Et la cerise sur le gâteau (de développement d’infrastructures) est la ligne ferroviaire à grande vitesse de 350km et valant 2,89 milliards de dollars US entre Athènes et Budapest, via la Macédoine et Belgrade.

L’UE a fait tinter une sonnette d’alarme à propos du tronçon reliant Budapest à Belgrade devant coûter 1,8 milliard de dollars US, cherchant à savoir si la section hongroise a contrevenu aux strictes lois de l’UE selon lesquelles les appels d’offres doivent être publics pour les grands projets d’infrastructures de transports.

En filigrane se trouve la proverbiale condescendance européenne, décrétant que les Chinois sont assurément incapables de construire une infrastructure ferroviaire aussi bien sinon mieux – et pour moins cher – qu’en Europe.

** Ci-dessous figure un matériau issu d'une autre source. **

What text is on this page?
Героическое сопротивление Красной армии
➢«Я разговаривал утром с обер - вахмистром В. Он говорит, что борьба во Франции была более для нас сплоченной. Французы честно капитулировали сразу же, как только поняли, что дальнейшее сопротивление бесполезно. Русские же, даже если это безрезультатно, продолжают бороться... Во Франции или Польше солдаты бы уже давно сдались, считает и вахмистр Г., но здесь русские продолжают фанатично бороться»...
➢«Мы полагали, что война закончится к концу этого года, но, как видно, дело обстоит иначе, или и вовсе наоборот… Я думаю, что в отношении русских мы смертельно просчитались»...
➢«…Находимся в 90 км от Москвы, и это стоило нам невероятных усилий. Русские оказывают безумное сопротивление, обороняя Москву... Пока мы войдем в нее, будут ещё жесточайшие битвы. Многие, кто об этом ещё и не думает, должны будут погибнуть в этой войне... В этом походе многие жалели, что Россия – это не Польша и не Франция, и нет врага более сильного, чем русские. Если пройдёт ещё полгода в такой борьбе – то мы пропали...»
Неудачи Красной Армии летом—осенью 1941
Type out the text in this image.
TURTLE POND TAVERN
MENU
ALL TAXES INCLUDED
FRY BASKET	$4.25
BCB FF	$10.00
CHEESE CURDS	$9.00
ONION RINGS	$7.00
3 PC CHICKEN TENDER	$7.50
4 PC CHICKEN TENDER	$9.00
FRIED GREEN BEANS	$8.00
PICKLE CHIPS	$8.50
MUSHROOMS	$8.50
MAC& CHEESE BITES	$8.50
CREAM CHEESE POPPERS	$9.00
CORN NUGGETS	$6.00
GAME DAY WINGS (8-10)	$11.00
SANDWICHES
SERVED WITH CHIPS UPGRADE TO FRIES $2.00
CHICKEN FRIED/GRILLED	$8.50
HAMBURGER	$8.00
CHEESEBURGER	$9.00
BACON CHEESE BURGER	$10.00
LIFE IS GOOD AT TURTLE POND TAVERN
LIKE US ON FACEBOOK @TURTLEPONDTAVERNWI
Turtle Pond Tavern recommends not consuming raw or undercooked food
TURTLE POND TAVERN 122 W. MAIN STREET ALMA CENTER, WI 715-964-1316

Le tronçon Budapest-Belgrade est précisément l’aspect central de la Route Express de la Terre à la Mer [Land Sea Express Route, NdT] que Beijing s’était engagé à construire déjà en 2014 avec la Hongrie, la Serbie et la Macédoine. Il s’agit du nœud crucial de l’axe d’Europe du Sud-Est des Nouvelles Routes de la Soie, désormais dénommée Initiative de Route et de Ceinture (BRI, Belt and Road Initiative); un corridor de commerce entre le port à conteneurs du Pirée sur la Mediterranée [en Grèce à côté d’Athènes, NdT] – co-détenu par la China Ocean Shipping Company depuis 2010 – et le centre de l’Europe.

Le discours officiel de l’OTAN est que l’organisation doit être implantée dans les Balkans pour y combattre la « menace du terrorisme ». Selon le Secrétaire-Général de l’OTAN Jens Stoltenberg, « j’ai récemment visité la Bosnie-Herzégovine et le Kosovo, et cela m’encourage de voir combien ils s’attachent à contrer la menace de combattants étrangers. »

Alors en l’occurrence, les « combattants étrangers » se trouvent être au coin de la rue, pas seulement au Kosovo mais bientôt en Albanie, capitale du djihad 2.0. Après tout, l’OTAN excelle dans la création de « menaces » émergentes essentielles à la justification de son existence.

Le djihad 2.0 pourra être dirigé contre les Slaves de Macédoine, contre l’Iran et contre la Turquie. Sans parler du ventre mou de la Russie. L’angle invisible, c’est qu’ils pourront à tout moment être déployés pour mettre en danger l’effort chinois d’intégration de l’Europe du Sud-Est comme nœud essentiel des Nouvelles Routes de la Soie.